= Muslim Seven Year Action Plan on Climate Change =

Climate action plan

The Muslim Seven Year Action Plan on Climate Change was a proposed climate action plan for the global Islamic community, meant to run from 2010 to 2017. It was developed by the British Earth Mates Dialogue Center and the Kuwait Ministry of Awqaf and Islamic Affairs. It is one of several multi-year climate action plans developed by major religious communities, developed in coordination with the Alliance of Religions and Conservation and the United Nations Development Programme.

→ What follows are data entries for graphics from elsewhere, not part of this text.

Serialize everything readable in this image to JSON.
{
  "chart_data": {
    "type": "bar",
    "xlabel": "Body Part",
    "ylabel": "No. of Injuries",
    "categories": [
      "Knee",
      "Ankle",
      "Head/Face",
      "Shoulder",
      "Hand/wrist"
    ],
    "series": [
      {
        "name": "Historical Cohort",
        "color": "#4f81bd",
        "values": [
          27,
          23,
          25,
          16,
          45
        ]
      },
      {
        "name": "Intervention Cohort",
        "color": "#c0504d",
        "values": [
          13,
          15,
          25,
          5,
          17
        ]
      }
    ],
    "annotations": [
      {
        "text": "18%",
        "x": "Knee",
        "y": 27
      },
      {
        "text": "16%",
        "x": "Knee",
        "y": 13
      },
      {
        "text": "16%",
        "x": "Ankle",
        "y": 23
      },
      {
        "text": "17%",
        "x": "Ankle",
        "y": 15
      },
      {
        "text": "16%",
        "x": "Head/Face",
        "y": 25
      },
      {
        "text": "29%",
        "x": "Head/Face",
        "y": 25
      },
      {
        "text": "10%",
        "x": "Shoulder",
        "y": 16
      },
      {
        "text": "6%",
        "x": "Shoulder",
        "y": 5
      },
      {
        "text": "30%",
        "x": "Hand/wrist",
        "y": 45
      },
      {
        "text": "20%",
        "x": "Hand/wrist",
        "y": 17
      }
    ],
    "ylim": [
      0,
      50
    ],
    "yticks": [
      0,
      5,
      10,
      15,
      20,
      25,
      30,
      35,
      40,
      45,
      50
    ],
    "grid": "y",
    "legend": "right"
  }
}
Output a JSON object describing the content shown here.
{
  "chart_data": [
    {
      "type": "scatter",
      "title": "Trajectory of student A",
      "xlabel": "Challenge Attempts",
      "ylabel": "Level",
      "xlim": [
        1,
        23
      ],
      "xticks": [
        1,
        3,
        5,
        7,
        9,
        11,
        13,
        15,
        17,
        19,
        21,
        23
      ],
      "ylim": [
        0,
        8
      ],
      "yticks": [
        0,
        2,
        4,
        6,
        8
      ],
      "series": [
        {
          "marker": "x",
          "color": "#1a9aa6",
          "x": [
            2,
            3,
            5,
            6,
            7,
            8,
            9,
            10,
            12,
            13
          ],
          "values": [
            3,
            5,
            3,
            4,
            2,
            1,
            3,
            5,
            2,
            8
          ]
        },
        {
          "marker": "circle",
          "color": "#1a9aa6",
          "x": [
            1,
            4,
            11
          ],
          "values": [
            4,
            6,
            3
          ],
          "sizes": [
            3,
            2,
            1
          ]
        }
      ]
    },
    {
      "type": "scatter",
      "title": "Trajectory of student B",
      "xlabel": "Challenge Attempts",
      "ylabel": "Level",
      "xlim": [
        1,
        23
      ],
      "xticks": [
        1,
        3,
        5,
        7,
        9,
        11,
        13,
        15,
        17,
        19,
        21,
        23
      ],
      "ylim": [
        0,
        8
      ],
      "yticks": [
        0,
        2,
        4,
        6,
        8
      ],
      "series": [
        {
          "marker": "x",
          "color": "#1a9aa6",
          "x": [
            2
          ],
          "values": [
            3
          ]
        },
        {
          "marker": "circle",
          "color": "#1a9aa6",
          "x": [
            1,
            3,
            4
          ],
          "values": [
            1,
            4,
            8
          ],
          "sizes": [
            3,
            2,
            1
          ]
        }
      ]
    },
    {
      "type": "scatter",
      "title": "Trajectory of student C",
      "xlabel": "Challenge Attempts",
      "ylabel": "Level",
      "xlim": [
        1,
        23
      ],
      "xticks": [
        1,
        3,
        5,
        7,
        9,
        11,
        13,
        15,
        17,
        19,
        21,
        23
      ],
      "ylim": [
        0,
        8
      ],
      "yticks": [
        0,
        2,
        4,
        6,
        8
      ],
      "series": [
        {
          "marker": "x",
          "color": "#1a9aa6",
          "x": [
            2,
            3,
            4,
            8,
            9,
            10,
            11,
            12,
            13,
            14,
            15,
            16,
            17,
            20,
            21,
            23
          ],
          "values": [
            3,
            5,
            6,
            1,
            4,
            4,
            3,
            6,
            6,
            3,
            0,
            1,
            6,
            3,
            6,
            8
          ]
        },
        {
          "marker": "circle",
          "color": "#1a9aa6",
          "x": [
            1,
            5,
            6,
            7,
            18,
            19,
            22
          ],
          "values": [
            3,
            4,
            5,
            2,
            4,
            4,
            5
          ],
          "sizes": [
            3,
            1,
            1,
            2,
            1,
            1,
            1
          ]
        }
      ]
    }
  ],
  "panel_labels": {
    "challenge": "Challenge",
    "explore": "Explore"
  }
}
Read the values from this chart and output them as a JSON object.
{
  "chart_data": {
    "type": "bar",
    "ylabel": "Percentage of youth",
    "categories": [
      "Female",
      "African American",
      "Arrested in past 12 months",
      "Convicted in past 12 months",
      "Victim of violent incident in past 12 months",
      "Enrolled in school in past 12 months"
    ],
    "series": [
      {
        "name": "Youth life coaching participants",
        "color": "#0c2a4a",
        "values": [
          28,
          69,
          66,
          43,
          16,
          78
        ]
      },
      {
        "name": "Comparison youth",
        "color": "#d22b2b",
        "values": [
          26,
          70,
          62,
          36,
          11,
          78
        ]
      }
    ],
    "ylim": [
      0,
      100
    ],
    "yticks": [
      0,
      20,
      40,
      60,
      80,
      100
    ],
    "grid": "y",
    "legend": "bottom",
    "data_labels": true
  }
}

According to the Alliance of Religions and Conservation, the plan proposes "investigating every level of Muslim activity from daily life to annual pilgrimages, from holy cities to the future training of Imams," "developing the major Muslim cities as green city models for other Islamic urban areas," and "developing an Islamic label for environmentally friendly goods and services." Proposals were to be managed by a group called the Muslim Association for Climate Change Action (MACCA, an acronym meant to sound like "Mecca").

==2009 Istanbul conference==

At a follow-up conference in Istanbul in July 2009, about two hundred Muslim scholars, leaders, and government officials endorsed the plan and established MACCA. Endorsers included the Grand Mufti of Egypt, Sheikh Ali Goma'a, the Mufti of Palestine, Dr. Ekrama Sabri, the Adviser of the Prince of Mecca and Medina, and the Islamic Educational, Scientific and Cultural Organisation.

==2009 Windsor launch==

The plan was launched at the Windsor Celebration in November 2009.

==2010 Climate Change Meeting, Bogor==

According to Islam Today, the April 2010 International Muslim Conference on Climate Change Issues in Bogor, Indonesia included discussion of a wide range of policy ideas, but failed to set up the proposed Muslim Association on Climate Change Action (MACCA) as an umbrella group to implement the Bogor declaration."